Kinderstücke-Volltreffer

Nun wissen Stückemarkt-Kenner längst, dass das gastierende Kinderstück oft ein Hit ist. Schließlich zeigt das Festival den Sieger des Kinderstücke-Wettbewerbs der Mülheimer Theatertage als Austauschgastspiel, es hat also schon einen kritischen Auswahlprozess durchlaufen. Allerdings muss das nichts über die Inszenierung sagen – vor zwei Jahren etwa erreichte Rob Vriens Uraufführung von Carsten Brandaus "Dreier steht Kopf" bei Weitem nicht die Flughöhe der Vorlage.

In diesem Jahr aber ist "Dickhäuter" ein Volltreffer. Da ist Tina Müllers Stück, das von einer Schulklasse voller "ganz normaler" Kinder erzählt. Eines Tages stößt Lou dazu, ein Nashorn, dick, laut, grau, anders. Die Klasse reagiert mit Ablehnung, dann mit Mobbing, Lou erst mit Anpassung, dann mit Trotz.

Jugendliche Ausgrenzungsmanöver

Ein harter Stoff, der Theatermacher zu Vereindeutigungen verführen könnte, gerade weil Müller alles offen lässt: Ist das Nashorn ein Bild für (scheiternde) Inklusion, Integration, das Mobbing Übergewichtiger?

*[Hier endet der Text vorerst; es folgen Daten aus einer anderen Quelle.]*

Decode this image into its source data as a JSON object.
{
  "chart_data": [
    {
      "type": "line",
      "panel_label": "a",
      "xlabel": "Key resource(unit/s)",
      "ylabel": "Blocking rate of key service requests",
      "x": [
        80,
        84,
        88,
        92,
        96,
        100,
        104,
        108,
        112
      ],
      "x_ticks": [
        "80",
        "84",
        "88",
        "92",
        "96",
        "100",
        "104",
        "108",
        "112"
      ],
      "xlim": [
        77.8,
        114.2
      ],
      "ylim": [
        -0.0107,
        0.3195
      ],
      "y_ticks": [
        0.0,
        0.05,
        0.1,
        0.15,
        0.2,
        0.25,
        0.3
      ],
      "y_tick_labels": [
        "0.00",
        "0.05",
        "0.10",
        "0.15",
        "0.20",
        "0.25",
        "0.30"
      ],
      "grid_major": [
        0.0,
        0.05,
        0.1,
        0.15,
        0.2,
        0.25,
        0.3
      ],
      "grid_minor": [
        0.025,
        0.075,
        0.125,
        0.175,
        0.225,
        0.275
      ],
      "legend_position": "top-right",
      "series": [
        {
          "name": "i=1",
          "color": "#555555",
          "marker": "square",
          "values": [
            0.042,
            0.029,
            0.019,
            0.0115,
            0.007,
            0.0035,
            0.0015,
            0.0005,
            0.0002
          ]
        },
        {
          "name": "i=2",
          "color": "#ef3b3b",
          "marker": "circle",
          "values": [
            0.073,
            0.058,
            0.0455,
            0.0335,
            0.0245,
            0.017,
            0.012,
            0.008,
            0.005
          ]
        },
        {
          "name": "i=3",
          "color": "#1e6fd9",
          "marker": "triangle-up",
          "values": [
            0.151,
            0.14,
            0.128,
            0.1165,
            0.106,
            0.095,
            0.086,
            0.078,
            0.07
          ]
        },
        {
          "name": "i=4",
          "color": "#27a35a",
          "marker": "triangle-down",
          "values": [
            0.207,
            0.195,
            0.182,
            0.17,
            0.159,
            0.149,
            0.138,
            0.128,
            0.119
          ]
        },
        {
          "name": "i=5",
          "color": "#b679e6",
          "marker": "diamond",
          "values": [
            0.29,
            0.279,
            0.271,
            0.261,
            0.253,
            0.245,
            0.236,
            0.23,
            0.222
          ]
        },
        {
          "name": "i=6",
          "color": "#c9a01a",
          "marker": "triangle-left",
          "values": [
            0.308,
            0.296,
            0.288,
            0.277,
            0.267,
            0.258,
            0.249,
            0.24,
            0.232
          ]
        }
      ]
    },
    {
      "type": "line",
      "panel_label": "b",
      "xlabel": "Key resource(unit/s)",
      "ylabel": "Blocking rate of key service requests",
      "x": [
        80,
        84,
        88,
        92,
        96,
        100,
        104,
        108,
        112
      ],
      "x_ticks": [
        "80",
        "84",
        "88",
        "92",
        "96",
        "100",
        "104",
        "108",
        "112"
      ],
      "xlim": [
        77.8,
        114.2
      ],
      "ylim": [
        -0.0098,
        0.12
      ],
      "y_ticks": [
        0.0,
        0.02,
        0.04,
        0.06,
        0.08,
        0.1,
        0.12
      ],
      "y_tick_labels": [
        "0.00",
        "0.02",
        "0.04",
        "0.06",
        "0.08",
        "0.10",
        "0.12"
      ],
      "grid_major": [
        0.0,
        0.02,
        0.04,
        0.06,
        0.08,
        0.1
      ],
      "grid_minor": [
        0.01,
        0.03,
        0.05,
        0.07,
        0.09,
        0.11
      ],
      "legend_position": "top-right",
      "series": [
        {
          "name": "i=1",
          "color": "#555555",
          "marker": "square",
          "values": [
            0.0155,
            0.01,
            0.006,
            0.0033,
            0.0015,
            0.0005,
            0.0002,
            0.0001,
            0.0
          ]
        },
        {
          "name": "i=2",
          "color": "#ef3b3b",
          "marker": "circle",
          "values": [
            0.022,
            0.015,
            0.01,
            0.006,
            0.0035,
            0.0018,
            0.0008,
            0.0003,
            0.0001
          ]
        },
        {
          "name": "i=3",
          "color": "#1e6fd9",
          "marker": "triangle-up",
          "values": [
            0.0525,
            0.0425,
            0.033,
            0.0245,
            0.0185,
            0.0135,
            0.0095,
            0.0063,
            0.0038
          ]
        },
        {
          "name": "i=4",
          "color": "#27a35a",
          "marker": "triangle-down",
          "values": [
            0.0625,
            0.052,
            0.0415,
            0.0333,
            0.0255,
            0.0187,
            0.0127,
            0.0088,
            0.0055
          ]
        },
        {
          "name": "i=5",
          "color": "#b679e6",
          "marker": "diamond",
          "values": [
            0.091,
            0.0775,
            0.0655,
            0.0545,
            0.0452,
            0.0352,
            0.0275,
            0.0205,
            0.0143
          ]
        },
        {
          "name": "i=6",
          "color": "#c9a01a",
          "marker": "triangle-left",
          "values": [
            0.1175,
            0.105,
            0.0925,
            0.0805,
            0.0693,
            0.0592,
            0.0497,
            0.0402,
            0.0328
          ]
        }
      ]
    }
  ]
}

Dickhaeueter3 250 Tanja DorendorfDick- oder Dünnhäutig? Die Schauspieler Oriana Schrage und Romeo Meyer 
© Tanja Dorendorf
Braucht es für kindliche Ausgrenzungsmanöver überhaupt Gründe? Das Fallapha-Team um Regisseurin Brigitta Soraperra lässt das in seiner so lässigen wie charmanten Uraufführung offen. Was auch daran liegen dürfte, dass es an der Entstehung des Stücks maßgeblich beteiligt war.

Um die kleine Spielfläche hat Bühnenbildner Peter Hauser zwei Bänke, ein Doppelspind, eine Tür und eine Garderobe arrangiert, an der Mützen hängen, mit denen die Schauspieler rasant die Rollen wechseln, so dass sich tatsächlich schnell das Bild einer ganzen Grundschulklasse fügt.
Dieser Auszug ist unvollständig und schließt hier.